Once you are in a place where you can look after for your stained garment, check the care label. While the care label will not tell you how to get grease out of clothes, it will provide a framework for your stain removal efforts. Your garment may be “dry clean only,” in which case proceed directly to a dry cleaner for stain removal. Silk, velvet, satin, leather and suede fabrics will likely all have this guideline.

2. Tips and tricks

  • At first, blot, don’t rub. Rubbing can work the stain further into the fabric. Make sure any temporary fixes – the talc or artificial sweetener – have been blotted off.  Use a paper towel.

  • Coat the stain with dish or laundry soap. Make sure the soap goes all the way to the edge of the stained area.

  • If the stain is set, now is the time for rubbing. You can use your fingers or a toothbrush to gently massage the soap into the fabric in small circles.

  • Wait.  Dissolving oil can take time. Sometimes you can see the dissolution happening.

  • Rinse and launder.

  • Air dry. After the garment has been rinsed and laundered, take a look. If the stain appears to be gone, allow it to air dry. After it is dry, the stain may reappear, and another round of treatment may be needed.

  • Avoid the dryer until the stain is completely gone. Dryers set stains. Once you are certain the stain is removed, the dryer can once again be used.

How to Get Grease Stains Out of Fabrics

While the same general rules apply for all fabrics, there are some special cases. Garments with a care label that calls for dry cleaning should be brought to the dry cleaner.


Heavy fabrics like denim can be rinsed in hot water first to allow the grease stain to dissolve.

Jeans should be turned inside out and the stain treated on both sides of the fabric before washing.


Most wool can go into the washing machine, too. (Follow the care label.) For top-loading machines, mix the laundry soap into the warm water before adding the garment.  Allow the garment to soak for 10 minutes before washing. Always dry flat or line dry.


Saturate the area with soap, massage gently and wait. Wash using the warmest water recommended for the garment, then launder. Always line dry or dry flat to see if the stain remains. Repeat if necessary.


For linen cleaning, the best practice begins with soaking the area with soap, massaging gently and waiting. Wash using the warmest water recommended for the garment, then launder. Always line dry or dry flat to see if the stain remains. Repeat if necessary.

Synthetics (nylon, polyester) and newer fabrics (tencel, lycra, spandex) 

Synthetics typically call for washing in cool water but you can follow the same steps as above for most manmade fabrics. An additional treatment specifically for oily or greasy stains may be needed to cancel out the typically cool water temperatures recommended to safely wash synthetics.

Typical mistakes to avoid making the stain worse

  • Not treating the stain as quickly as possible. Even if it is hours later, take a moment to blot and pre-treat the stain.

  • Not following the manufacturer’s instructions. No one wants shrunken or misshapen garments. The first step is to always check the care label provided by the manufacturer before proceeding with stain removal treatments.
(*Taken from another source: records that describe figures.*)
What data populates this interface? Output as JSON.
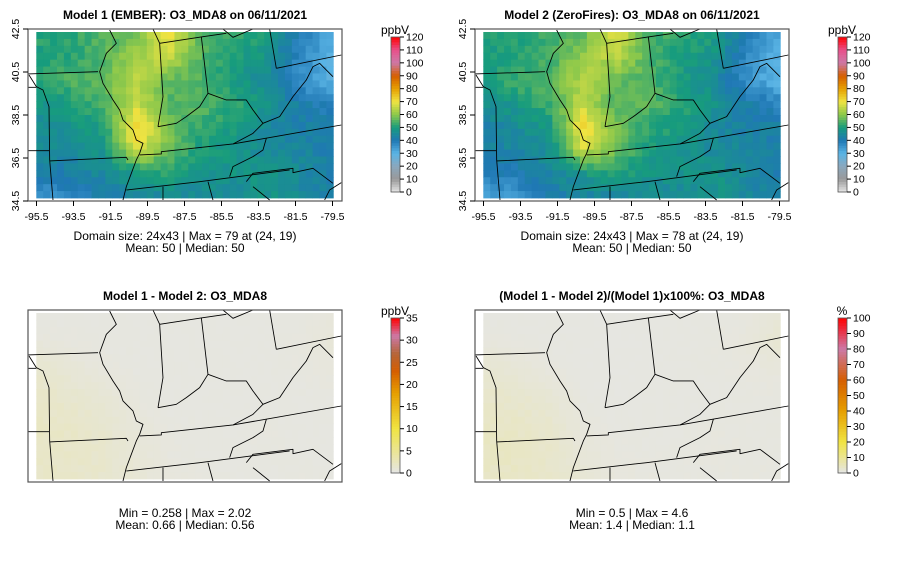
{
  "chart_data": [
    {
      "type": "heatmap",
      "title": "Model 1 (EMBER): O3_MDA8 on 06/11/2021",
      "unit": "ppbV",
      "xticks": [
        "-95.5",
        "-93.5",
        "-91.5",
        "-89.5",
        "-87.5",
        "-85.5",
        "-83.5",
        "-81.5",
        "-79.5"
      ],
      "yticks": [
        "42.5",
        "40.5",
        "38.5",
        "36.5",
        "34.5"
      ],
      "xlim": [
        -95.5,
        -79.5
      ],
      "ylim": [
        34.5,
        42.5
      ],
      "colorbar": {
        "min": 0,
        "max": 120,
        "ticks": [
          "0",
          "10",
          "20",
          "30",
          "40",
          "50",
          "60",
          "70",
          "80",
          "90",
          "100",
          "110",
          "120"
        ]
      },
      "stats_line1": "Domain size: 24x43 | Max = 79 at (24, 19)",
      "stats_line2": "Mean: 50 |  Median: 50",
      "grid_approx": [
        [
          52,
          52,
          55,
          58,
          70,
          55,
          52,
          50,
          40,
          32
        ],
        [
          50,
          52,
          55,
          62,
          66,
          55,
          50,
          48,
          38,
          30
        ],
        [
          52,
          55,
          56,
          66,
          56,
          55,
          50,
          45,
          36,
          30
        ],
        [
          48,
          50,
          55,
          66,
          55,
          56,
          52,
          48,
          42,
          38
        ],
        [
          45,
          48,
          50,
          74,
          58,
          52,
          50,
          45,
          42,
          42
        ],
        [
          45,
          45,
          48,
          68,
          58,
          50,
          48,
          45,
          44,
          42
        ],
        [
          42,
          42,
          45,
          50,
          52,
          48,
          48,
          48,
          45,
          42
        ],
        [
          36,
          38,
          42,
          45,
          45,
          45,
          45,
          48,
          45,
          42
        ]
      ]
    },
    {
      "type": "heatmap",
      "title": "Model 2 (ZeroFires): O3_MDA8 on 06/11/2021",
      "unit": "ppbV",
      "xticks": [
        "-95.5",
        "-93.5",
        "-91.5",
        "-89.5",
        "-87.5",
        "-85.5",
        "-83.5",
        "-81.5",
        "-79.5"
      ],
      "yticks": [
        "42.5",
        "40.5",
        "38.5",
        "36.5",
        "34.5"
      ],
      "xlim": [
        -95.5,
        -79.5
      ],
      "ylim": [
        34.5,
        42.5
      ],
      "colorbar": {
        "min": 0,
        "max": 120,
        "ticks": [
          "0",
          "10",
          "20",
          "30",
          "40",
          "50",
          "60",
          "70",
          "80",
          "90",
          "100",
          "110",
          "120"
        ]
      },
      "stats_line1": "Domain size: 24x43 | Max = 78 at (24, 19)",
      "stats_line2": "Mean: 50 |  Median: 50",
      "grid_approx": [
        [
          51,
          51,
          54,
          57,
          69,
          55,
          52,
          50,
          40,
          32
        ],
        [
          49,
          51,
          54,
          61,
          65,
          55,
          50,
          48,
          38,
          30
        ],
        [
          50,
          54,
          55,
          65,
          56,
          55,
          50,
          45,
          36,
          30
        ],
        [
          46,
          49,
          54,
          65,
          55,
          56,
          52,
          48,
          42,
          38
        ],
        [
          43,
          46,
          49,
          73,
          58,
          52,
          50,
          45,
          42,
          42
        ],
        [
          43,
          44,
          47,
          67,
          58,
          50,
          48,
          45,
          44,
          42
        ],
        [
          40,
          40,
          44,
          49,
          52,
          48,
          48,
          48,
          45,
          42
        ],
        [
          34,
          36,
          41,
          44,
          45,
          45,
          45,
          48,
          45,
          42
        ]
      ]
    },
    {
      "type": "heatmap",
      "title": "Model 1 - Model 2: O3_MDA8",
      "unit": "ppbV",
      "colorbar": {
        "min": 0,
        "max": 35,
        "ticks": [
          "0",
          "5",
          "10",
          "15",
          "20",
          "25",
          "30",
          "35"
        ]
      },
      "stats_line1": "Min = 0.258 | Max = 2.02",
      "stats_line2": "Mean: 0.66 |  Median: 0.56",
      "grid_approx": [
        [
          0.4,
          0.4,
          0.4,
          0.4,
          0.4,
          0.4,
          0.4,
          0.4,
          0.4,
          0.6
        ],
        [
          0.6,
          0.5,
          0.4,
          0.4,
          0.4,
          0.4,
          0.4,
          0.4,
          0.5,
          0.8
        ],
        [
          1.2,
          0.8,
          0.5,
          0.4,
          0.4,
          0.4,
          0.4,
          0.4,
          0.5,
          0.6
        ],
        [
          1.6,
          1.2,
          0.8,
          0.5,
          0.4,
          0.4,
          0.4,
          0.4,
          0.4,
          0.5
        ],
        [
          1.8,
          1.6,
          1.2,
          0.6,
          0.4,
          0.4,
          0.4,
          0.4,
          0.4,
          0.4
        ],
        [
          2.0,
          1.8,
          1.4,
          0.8,
          0.5,
          0.4,
          0.4,
          0.5,
          0.4,
          0.4
        ],
        [
          1.9,
          1.8,
          1.5,
          0.9,
          0.5,
          0.4,
          0.4,
          0.5,
          0.4,
          0.4
        ],
        [
          1.8,
          1.7,
          1.5,
          1.0,
          0.6,
          0.5,
          0.4,
          0.4,
          0.5,
          0.4
        ]
      ]
    },
    {
      "type": "heatmap",
      "title": "(Model 1 - Model 2)/(Model 1)x100%: O3_MDA8",
      "unit": "%",
      "colorbar": {
        "min": 0,
        "max": 100,
        "ticks": [
          "0",
          "10",
          "20",
          "30",
          "40",
          "50",
          "60",
          "70",
          "80",
          "90",
          "100"
        ]
      },
      "stats_line1": "Min = 0.5 | Max = 4.6",
      "stats_line2": "Mean: 1.4 |  Median: 1.1",
      "grid_approx": [
        [
          0.8,
          0.8,
          0.7,
          0.7,
          0.6,
          0.7,
          0.8,
          0.8,
          1.0,
          1.6
        ],
        [
          1.0,
          0.9,
          0.8,
          0.7,
          0.6,
          0.7,
          0.8,
          0.9,
          1.2,
          2.5
        ],
        [
          2.2,
          1.5,
          0.9,
          0.7,
          0.7,
          0.7,
          0.8,
          0.9,
          1.1,
          1.5
        ],
        [
          3.0,
          2.4,
          1.6,
          0.8,
          0.7,
          0.7,
          0.8,
          0.8,
          0.9,
          1.0
        ],
        [
          3.6,
          3.2,
          2.4,
          0.9,
          0.7,
          0.8,
          0.8,
          0.8,
          0.9,
          0.9
        ],
        [
          4.2,
          3.8,
          3.0,
          1.2,
          0.9,
          0.8,
          0.8,
          1.0,
          0.9,
          0.9
        ],
        [
          4.4,
          4.0,
          3.2,
          1.6,
          1.0,
          0.9,
          0.9,
          1.1,
          0.9,
          0.9
        ],
        [
          4.0,
          3.8,
          3.4,
          2.0,
          1.2,
          1.0,
          0.9,
          0.9,
          1.1,
          0.9
        ]
      ]
    }
  ],
  "colors": {
    "conc_scale": [
      "#e6e6e6",
      "#999999",
      "#8aa7bd",
      "#5ab4e5",
      "#1f78b4",
      "#179c7d",
      "#8cc84b",
      "#f0e442",
      "#e69f00",
      "#d55e00",
      "#cc79a7",
      "#e8508a",
      "#ff0000"
    ],
    "diff_scale": [
      "#e6e6e6",
      "#f0e442",
      "#e69f00",
      "#d55e00",
      "#b5653a",
      "#cc79a7",
      "#ff0000"
    ],
    "border": "#000000"
  }
}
  • Putting stained clothes in the dryer before the stain is completely removed. Grease stains are tricksters and hide while wet. Always dry flat or line dry and then check to ensure the stain is gone before putting the stained garment in the dryer.

  • Rushing. Your garment is valuable. Treat it with care and it will last a long time.

Goodbye Grease!

Taking care of your clothes helps keep them looking new. Follow these steps and say goodbye to grease.